The U.S. statement called the announcement “unwelcome” and charged that “Israel persists in a pattern of activity which erodes the confidence of all and most particularly the Palestinians of the West Bank and Gaza in the possibilities for a just and fairly negotiated outcome to the peace process.” President Reagan, in the peace proposals for the Middle East he announced September I, called for a freeze on settlements.

Arens pointed out that only the Israeli Cabinet can decide on new settlements and that no decision has yet been made. The Shultz-Arens meeting was chiefly devoted to a discussion of the situation in Lebanon and Egyptian-Israeli relations, the Israeli envoy said.

At the State Department Friday, spokesman John Hughes said the Department statement issued Thursday was based on Levy’s remarks. “We were responding to what we understood was to be the announcement of new and additional settlements,” Hughes said.

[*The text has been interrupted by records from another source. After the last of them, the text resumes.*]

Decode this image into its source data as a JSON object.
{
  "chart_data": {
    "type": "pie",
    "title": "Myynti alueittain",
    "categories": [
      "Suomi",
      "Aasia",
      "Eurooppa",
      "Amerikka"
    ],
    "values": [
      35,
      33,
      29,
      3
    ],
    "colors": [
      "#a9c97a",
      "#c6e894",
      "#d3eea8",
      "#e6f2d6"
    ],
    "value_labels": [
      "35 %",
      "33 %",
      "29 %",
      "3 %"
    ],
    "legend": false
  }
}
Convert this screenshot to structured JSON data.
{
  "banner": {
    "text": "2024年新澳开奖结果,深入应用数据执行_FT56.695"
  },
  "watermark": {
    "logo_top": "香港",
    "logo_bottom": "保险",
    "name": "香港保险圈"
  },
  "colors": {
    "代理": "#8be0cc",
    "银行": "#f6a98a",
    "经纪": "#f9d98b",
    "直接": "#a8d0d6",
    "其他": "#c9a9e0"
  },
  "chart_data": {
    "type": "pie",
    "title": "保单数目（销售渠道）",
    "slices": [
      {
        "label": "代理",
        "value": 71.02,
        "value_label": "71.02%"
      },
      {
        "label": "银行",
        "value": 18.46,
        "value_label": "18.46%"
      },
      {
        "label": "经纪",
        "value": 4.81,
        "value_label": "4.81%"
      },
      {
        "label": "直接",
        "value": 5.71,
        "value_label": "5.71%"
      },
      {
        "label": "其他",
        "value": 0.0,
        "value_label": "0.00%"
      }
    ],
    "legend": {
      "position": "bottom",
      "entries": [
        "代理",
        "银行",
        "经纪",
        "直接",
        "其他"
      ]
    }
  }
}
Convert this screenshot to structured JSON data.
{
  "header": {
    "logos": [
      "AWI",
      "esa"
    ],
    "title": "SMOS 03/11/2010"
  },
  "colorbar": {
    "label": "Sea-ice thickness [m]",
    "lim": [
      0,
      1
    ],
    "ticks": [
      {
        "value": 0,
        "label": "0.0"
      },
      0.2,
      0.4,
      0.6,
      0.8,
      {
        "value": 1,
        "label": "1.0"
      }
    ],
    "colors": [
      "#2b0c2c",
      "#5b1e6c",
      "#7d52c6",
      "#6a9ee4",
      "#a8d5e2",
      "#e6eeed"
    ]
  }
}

PROSPECTS FOR NEGOTIATIONS

On other matters, Hughes said the U.S. has agreed to a request by Foreign Minister Kamal Hassan Ali of Egypt that the U.S. join Egypt and Israel in talks about the Taba region, a small parcel of land near Eilat which has been in dispute between Israel and Egypt since Israel completed its withdrawal from Sinai last April. Israel has said it will not enter negotiations on the Taba issue unless the negotiations include the issues of autonomy and the normalization process.

Meanwhile, former Secretary of State Henry Kissinger said in New York last Friday that he supports a moratorium on new Israeli settlements on the West Bank. He also expressed optimism, at a meeting of the Association for a Better New York, that conditions for Mideast peace negotiations “have never been better.”

Those conditions, Kissinger said, include the border security Israel feels it achieved following the war in Lebanon, the recognition by Palestinians and their supporters that Soviet support is “meaningless in a crisis,” and an awareness that American weapons “seems to be technologically ahead of the new generation of Soviet weapons.”